Inspector of Yang Province (揚州刺史)
- In office 199 – 200
- Monarch: Emperor Xian of Han
- Succeeded by: Liu Fu

Personal details
- Born: 163 Xi'an, Shaanxi
- Died: 200 (aged 37) Anhui
- Occupation: Official
- Courtesy name: Wenze (文則)

= Yan Xiang (Han dynasty) =

Chinese politician and official (163–200)

Yan Xiang (嚴象; 163–200), courtesy name Wenze, was an official who lived during the late Eastern Han dynasty of China. A similarly named Yan Xiang (閻象) also served under the warlord Yuan Shu as a registrar. Although it is not clear whether they were the same person, the historian Rafe de Crespigny mentioned that it could be assumed that Yan Xiang left Yuan Shu and defected to the Han central government, which was then under the leadership of the warlord Cao Cao.

==Yan Xiang (嚴象)==
Yan Xiang was from Jingzhao (京兆; around present-day Xi'an, Shaanxi).
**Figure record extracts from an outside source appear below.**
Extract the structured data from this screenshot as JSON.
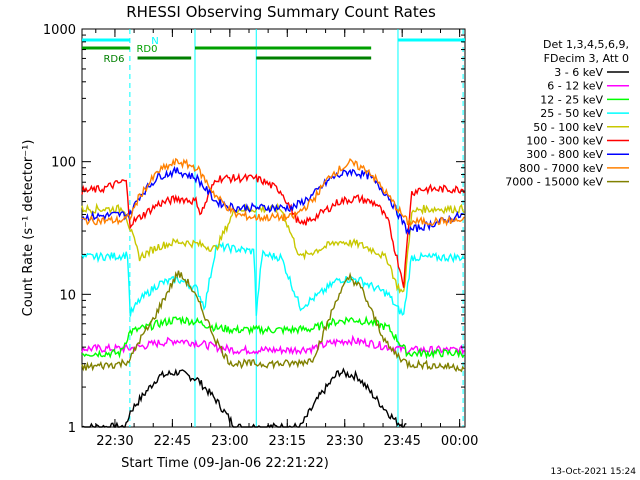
{
  "chart_data": {
    "type": "line",
    "title": "RHESSI Observing Summary Count Rates",
    "xlabel": "Start Time (09-Jan-06 22:21:22)",
    "ylabel": "Count Rate (s⁻¹ detector⁻¹)",
    "yscale": "log",
    "ylim": [
      1,
      1000
    ],
    "xlim_minutes": [
      0,
      100
    ],
    "x_tick_labels": [
      "22:30",
      "22:45",
      "23:00",
      "23:15",
      "23:30",
      "23:45",
      "00:00"
    ],
    "x_tick_minutes": [
      8.6,
      23.6,
      38.6,
      53.6,
      68.6,
      83.6,
      98.6
    ],
    "y_tick_labels": [
      "1",
      "10",
      "100",
      "1000"
    ],
    "y_tick_values": [
      1,
      10,
      100,
      1000
    ],
    "grid": false,
    "legend_header": [
      "Det 1,3,4,5,6,9,",
      "FDecim 3, Att 0"
    ],
    "legend_placement": "right",
    "flags": [
      {
        "name": "N",
        "color": "#00ffff",
        "segments": [
          [
            0,
            12.5
          ],
          [
            82.5,
            100
          ]
        ]
      },
      {
        "name": "RD0",
        "color": "#00a000",
        "segments": [
          [
            0,
            12.5
          ],
          [
            29.5,
            45.5
          ],
          [
            45.5,
            75.5
          ]
        ]
      },
      {
        "name": "RD6",
        "color": "#008000",
        "segments": [
          [
            14.5,
            28.5
          ],
          [
            45.5,
            75.5
          ]
        ]
      }
    ],
    "night_boundaries_minutes": [
      12.5,
      82.5,
      99.5
    ],
    "saa_boundaries_minutes": [
      29.5,
      45.5
    ],
    "series": [
      {
        "name": "3 - 6 keV",
        "color": "#000000",
        "x": [
          0,
          11.5,
          12.5,
          15,
          20,
          25,
          30,
          35,
          40,
          45,
          47,
          52,
          57,
          62,
          67,
          72,
          77,
          82,
          85
        ],
        "y": [
          1,
          1,
          1.3,
          1.6,
          2.4,
          2.6,
          2.3,
          1.6,
          1.0,
          1.0,
          1,
          1,
          1,
          1.7,
          2.6,
          2.4,
          1.6,
          1.1,
          1
        ]
      },
      {
        "name": "6 - 12 keV",
        "color": "#ff00ff",
        "x": [
          0,
          10,
          12.5,
          20,
          25,
          30,
          35,
          40,
          45,
          50,
          55,
          60,
          65,
          70,
          75,
          80,
          85,
          100
        ],
        "y": [
          3.9,
          3.9,
          3.9,
          4.3,
          4.5,
          4.3,
          4.0,
          3.8,
          3.8,
          3.8,
          3.8,
          3.9,
          4.3,
          4.5,
          4.3,
          4.0,
          3.8,
          3.8
        ]
      },
      {
        "name": "12 - 25 keV",
        "color": "#00ff00",
        "x": [
          0,
          10,
          12.5,
          20,
          25,
          30,
          35,
          40,
          45,
          50,
          55,
          60,
          65,
          70,
          75,
          80,
          85,
          100
        ],
        "y": [
          3.6,
          3.6,
          5.2,
          6.0,
          6.5,
          6.2,
          5.6,
          5.4,
          5.4,
          5.4,
          5.4,
          5.5,
          6.1,
          6.5,
          6.2,
          5.6,
          3.6,
          3.6
        ]
      },
      {
        "name": "25 - 50 keV",
        "color": "#00ffff",
        "x": [
          0,
          10,
          12,
          12.5,
          15,
          20,
          25,
          30,
          32,
          35,
          40,
          45,
          45.5,
          47,
          52,
          57,
          62,
          67,
          72,
          77,
          80,
          82,
          84,
          86,
          88,
          100
        ],
        "y": [
          19,
          19.5,
          20,
          7,
          9,
          12,
          13,
          11,
          8,
          23,
          22,
          21,
          7,
          20,
          19,
          8,
          10,
          13,
          13,
          11,
          10,
          8,
          7,
          19,
          19,
          19
        ]
      },
      {
        "name": "50 - 100 keV",
        "color": "#c8c800",
        "x": [
          0,
          10,
          11,
          12,
          15,
          20,
          25,
          30,
          35,
          40,
          45,
          47,
          52,
          57,
          62,
          67,
          72,
          77,
          80,
          82,
          84,
          86,
          88,
          100
        ],
        "y": [
          44,
          44,
          45,
          35,
          19,
          23,
          25,
          24,
          22,
          44,
          44,
          44,
          44,
          19,
          22,
          25,
          24,
          21,
          18,
          12,
          10,
          40,
          44,
          44
        ]
      },
      {
        "name": "100 - 300 keV",
        "color": "#ff0000",
        "x": [
          0,
          5,
          11.5,
          12.5,
          15,
          20,
          25,
          30,
          31,
          35,
          40,
          45,
          47,
          52,
          57,
          62,
          67,
          72,
          77,
          80,
          82,
          84,
          86,
          88,
          100
        ],
        "y": [
          60,
          62,
          72,
          34,
          38,
          48,
          53,
          50,
          40,
          75,
          75,
          75,
          72,
          60,
          33,
          40,
          50,
          53,
          48,
          35,
          20,
          12,
          58,
          62,
          62
        ]
      },
      {
        "name": "300 - 800 keV",
        "color": "#0000ff",
        "x": [
          0,
          10,
          12.5,
          15,
          20,
          25,
          30,
          35,
          40,
          45,
          50,
          55,
          60,
          65,
          70,
          75,
          80,
          85,
          100
        ],
        "y": [
          38,
          40,
          40,
          55,
          78,
          85,
          75,
          50,
          45,
          45,
          45,
          45,
          55,
          75,
          85,
          78,
          55,
          30,
          40
        ]
      },
      {
        "name": "800 - 7000 keV",
        "color": "#ff8000",
        "x": [
          0,
          10,
          12.5,
          15,
          20,
          25,
          30,
          35,
          40,
          45,
          50,
          55,
          60,
          65,
          70,
          75,
          80,
          85,
          100
        ],
        "y": [
          36,
          36,
          38,
          55,
          85,
          100,
          90,
          55,
          40,
          38,
          38,
          38,
          50,
          80,
          98,
          85,
          55,
          35,
          36
        ]
      },
      {
        "name": "7000 - 15000 keV",
        "color": "#808000",
        "x": [
          0,
          10,
          12.5,
          15,
          18,
          22,
          25,
          28,
          32,
          35,
          38,
          40,
          45,
          50,
          55,
          60,
          63,
          67,
          70,
          73,
          77,
          80,
          85,
          100
        ],
        "y": [
          2.8,
          3.0,
          3.2,
          4.5,
          6,
          10,
          14.5,
          12,
          7,
          4.5,
          3.2,
          3.0,
          3.0,
          3.0,
          3.0,
          3.2,
          5,
          10,
          13.5,
          11,
          6,
          4,
          3.0,
          2.8
        ]
      }
    ]
  },
  "footer": {
    "timestamp": "13-Oct-2021 15:24"
  }
}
At a young age, he was already known for being intelligent, knowledgeable and courageous. Through Xun Yu's recommendation, he joined the civil service and served as a Palace Assistant Imperial Clerk (御史中丞). In 197, he was concurrently appointed as an Army Inspector (督軍) and participated in a punitive campaign against the warlord Yuan Shu, who had declared himself emperor – an act regarded as treason against Emperor Xian, the nominal ruler of the Han Empire. After Yuan Shu's death in 199, Yan Xiang served as the Inspector (刺史) of Yang Province.

Acting on the instruction of Cao Cao, the warlord who controlled the Han central government, Yan Xiang nominated Sun Quan as a maocai (茂才). In 200 CE, Li Shu (李術), the Administrator (太守) of Lujiang Commandery (廬江郡), killed Yan Xiang. Yan Xiang was 38 years old (by East Asian age reckoning) when he died. Zhao Qi (趙岐), a writer who, like Yan Xiang, was also from Jingzhao, wrote a book called Sanfu Juelu (三輔決錄). Zhao Qi was worried that people might not be receptive to his book so he did not publicly release it and instead showed it to only Yan Xiang.

==Yan Xiang (閻象)==
A similarly named Yan Xiang also served under Yuan Shu as a Registrar (主簿). When Yuan Shu wanted to declare himself emperor in the late 190s, Yan Xiang advised him against it. Yan Xiang quoted a past example of the noble Ji Chang, who controlled two-thirds of the Shang dynasty's territory but still refrained from seizing the throne from King Zhou. Yuan Shu did not heed his advice.